Question

How do you find the equation of the tangent line to the graph $y = {\log _{10}}\left( {2x} \right)$ through point $(5,1)$ ?

Answer 1

Hint : Here we first need to find the slope of the equation that is we differentiate it $\dfrac{{dy}}{{dx}}$ . After that we know that the equation of a tangent is $y - {y_1} = m\left( {x - {x_1}} \right)$ , where ‘m’ is the slope and $\left( {{x_1},{y_1}} \right)$ is the point where tangent line passes through.

Complete step-by-step answer :
Given, $y = {\log _{10}}\left( {2x} \right)$
We need this in natural logarithm form.
The given $y = {\log _{10}}\left( {2x} \right)$ can be written as,
${10^y} = \left( {2x} \right)$
Applying natural log on both sides we have,
$\ln {10^y} = \ln \left( {2x} \right)$
$y\ln 10 = \ln \left( {2x} \right)$
$\Rightarrow y = \dfrac{{\ln \left( {2x} \right)}}{{\ln \left( {10} \right)}}$
Differentiate with respect to ‘x’.
$\Rightarrow \dfrac{{dy}}{{dx}} = \dfrac{d}{{dx}}\left( {\dfrac{{\ln \left( {2x} \right)}}{{\ln \left( {10} \right)}}} \right)$
Since $\ln 10$ is constant we can take it outside.
$\Rightarrow \dfrac{{dy}}{{dx}} = \dfrac{1}{{\ln \left( {10} \right)}}\dfrac{d}{{dx}}\left( {\ln \left( {2x} \right)} \right)$
$\Rightarrow \dfrac{{dy}}{{dx}} = \dfrac{1}{{\ln \left( {10} \right)}}\dfrac{2}{{2x}}$
$\Rightarrow \dfrac{{dy}}{{dx}} = \dfrac{1}{{x\ln \left( {10} \right)}}$
But we have $x = 5$ substituting we have,
$\Rightarrow \dfrac{{dy}}{{dx}} = \dfrac{1}{{5\ln \left( {10} \right)}}$
Slope (m) of a tangent curve is $m = \dfrac{{dy}}{{dx}}$
Hence, $m = \dfrac{1}{{5\ln \left( {10} \right)}}$ .
We also have $\left( {{x_1},{y_1}} \right) = \left( {5,1} \right)$ .
We know the equation of tangent is
$y - {y_1} = m\left( {x - {x_1}} \right)$
Substituting we have,
$y - 1 = \dfrac{1}{{5\ln \left( {10} \right)}}\left( {x - 5} \right)$
$y - 1 = \dfrac{x}{{5\ln \left( {10} \right)}} - \dfrac{5}{{5\ln \left( {10} \right)}}$
$y - 1 = \dfrac{x}{{5\ln \left( {10} \right)}} - \dfrac{1}{{\ln \left( {10} \right)}}$
$\Rightarrow y - \dfrac{x}{{5\ln \left( {10} \right)}} = 1 - \dfrac{1}{{\ln \left( {10} \right)}}$ . This is the required equation.
So, the correct answer is “ $y - \dfrac{x}{{5\ln \left( {10} \right)}} = 1 - \dfrac{1}{{\ln \left( {10} \right)}}$”.
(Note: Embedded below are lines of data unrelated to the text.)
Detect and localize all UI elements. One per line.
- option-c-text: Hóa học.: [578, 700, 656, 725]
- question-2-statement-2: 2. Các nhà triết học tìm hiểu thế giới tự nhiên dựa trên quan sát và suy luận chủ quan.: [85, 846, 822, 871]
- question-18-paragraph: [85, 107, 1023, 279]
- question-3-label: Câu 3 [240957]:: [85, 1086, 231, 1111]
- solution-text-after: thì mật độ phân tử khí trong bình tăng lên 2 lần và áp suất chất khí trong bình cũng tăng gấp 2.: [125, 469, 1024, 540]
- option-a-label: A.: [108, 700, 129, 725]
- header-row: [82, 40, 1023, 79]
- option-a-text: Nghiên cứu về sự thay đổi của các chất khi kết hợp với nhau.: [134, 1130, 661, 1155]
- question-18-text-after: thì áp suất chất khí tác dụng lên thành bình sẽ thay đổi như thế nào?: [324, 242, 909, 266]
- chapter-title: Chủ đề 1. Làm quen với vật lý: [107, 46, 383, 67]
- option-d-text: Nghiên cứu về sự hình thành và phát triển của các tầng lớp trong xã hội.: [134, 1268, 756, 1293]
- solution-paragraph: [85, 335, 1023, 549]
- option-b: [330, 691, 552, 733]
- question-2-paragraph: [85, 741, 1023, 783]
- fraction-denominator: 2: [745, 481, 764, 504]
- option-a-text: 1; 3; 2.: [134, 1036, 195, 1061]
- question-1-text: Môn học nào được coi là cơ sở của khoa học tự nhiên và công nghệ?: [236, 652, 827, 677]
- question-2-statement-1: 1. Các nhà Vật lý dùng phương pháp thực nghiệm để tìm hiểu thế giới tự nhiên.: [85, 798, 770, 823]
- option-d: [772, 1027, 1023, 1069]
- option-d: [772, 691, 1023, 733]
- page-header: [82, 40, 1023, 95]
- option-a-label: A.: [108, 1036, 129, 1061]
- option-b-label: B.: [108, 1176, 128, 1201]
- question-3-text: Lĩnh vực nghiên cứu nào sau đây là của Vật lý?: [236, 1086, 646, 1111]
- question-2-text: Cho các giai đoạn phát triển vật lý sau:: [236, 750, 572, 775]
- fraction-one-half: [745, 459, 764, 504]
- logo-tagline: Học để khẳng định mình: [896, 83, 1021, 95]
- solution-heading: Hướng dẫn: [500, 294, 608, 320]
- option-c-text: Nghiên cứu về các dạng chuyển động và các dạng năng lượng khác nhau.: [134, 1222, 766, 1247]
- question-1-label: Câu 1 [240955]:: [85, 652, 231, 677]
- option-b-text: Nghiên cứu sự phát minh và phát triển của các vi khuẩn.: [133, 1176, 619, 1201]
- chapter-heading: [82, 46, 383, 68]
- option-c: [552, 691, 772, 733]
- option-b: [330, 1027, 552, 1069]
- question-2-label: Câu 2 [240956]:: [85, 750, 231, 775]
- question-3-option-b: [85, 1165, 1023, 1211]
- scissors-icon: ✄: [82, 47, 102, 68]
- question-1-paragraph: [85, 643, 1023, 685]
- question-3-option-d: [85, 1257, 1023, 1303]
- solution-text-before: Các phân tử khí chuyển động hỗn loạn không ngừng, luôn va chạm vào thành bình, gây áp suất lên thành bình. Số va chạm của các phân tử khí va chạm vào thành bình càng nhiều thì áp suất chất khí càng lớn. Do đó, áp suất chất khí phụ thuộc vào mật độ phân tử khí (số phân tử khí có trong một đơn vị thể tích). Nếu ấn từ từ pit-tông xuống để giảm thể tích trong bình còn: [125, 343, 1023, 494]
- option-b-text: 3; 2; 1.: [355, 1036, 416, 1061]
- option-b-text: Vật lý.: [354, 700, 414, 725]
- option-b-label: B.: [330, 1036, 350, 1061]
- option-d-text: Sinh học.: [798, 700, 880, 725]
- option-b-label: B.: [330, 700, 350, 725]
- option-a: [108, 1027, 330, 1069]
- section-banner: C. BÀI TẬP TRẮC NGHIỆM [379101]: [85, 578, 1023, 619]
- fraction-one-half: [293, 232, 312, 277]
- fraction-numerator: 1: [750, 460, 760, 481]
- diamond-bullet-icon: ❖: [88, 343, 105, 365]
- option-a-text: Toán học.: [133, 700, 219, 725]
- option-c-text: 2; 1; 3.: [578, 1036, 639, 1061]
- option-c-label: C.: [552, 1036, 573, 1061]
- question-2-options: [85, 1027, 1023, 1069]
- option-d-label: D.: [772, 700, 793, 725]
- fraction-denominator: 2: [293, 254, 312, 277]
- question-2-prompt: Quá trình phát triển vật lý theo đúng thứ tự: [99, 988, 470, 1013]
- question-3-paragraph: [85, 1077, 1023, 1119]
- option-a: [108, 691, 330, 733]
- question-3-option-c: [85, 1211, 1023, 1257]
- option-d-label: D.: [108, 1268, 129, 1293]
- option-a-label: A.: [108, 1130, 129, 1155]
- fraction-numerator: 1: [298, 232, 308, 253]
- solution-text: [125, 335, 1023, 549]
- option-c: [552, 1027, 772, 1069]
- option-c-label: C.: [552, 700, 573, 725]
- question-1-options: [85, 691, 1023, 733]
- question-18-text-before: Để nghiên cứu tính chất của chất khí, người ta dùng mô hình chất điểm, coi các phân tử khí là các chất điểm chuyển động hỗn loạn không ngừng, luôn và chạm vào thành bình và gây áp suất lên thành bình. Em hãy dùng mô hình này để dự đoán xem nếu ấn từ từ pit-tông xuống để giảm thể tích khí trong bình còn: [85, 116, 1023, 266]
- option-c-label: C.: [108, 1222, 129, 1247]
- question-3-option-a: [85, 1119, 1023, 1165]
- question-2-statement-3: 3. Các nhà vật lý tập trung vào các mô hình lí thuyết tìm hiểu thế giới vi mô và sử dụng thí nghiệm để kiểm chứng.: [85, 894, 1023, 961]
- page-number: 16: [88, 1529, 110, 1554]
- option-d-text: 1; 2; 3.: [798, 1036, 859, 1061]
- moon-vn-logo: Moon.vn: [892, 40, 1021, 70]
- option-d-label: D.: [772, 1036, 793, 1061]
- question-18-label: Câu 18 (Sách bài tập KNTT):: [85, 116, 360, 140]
Note : If we have logarithm base other than 10 we use the formula ${\log _a}b = \dfrac{{\ln b}}{{\ln x}}$ to convert it into natural logarithm. We need to know logarithm laws to simplify this. That is the logarithm power rule $\log {\left( a \right)^b} = b\log \left( a \right)$ . Logarithm product law, $\log \left( {ab} \right) = \log \left( a \right) + \log \left( b \right)$ and logarithm quotient rule $\log \left( {\dfrac{a}{b}} \right) = \log \left( a \right) - \log \left( b \right)$ . In all the above laws the bases are the same that is base 10.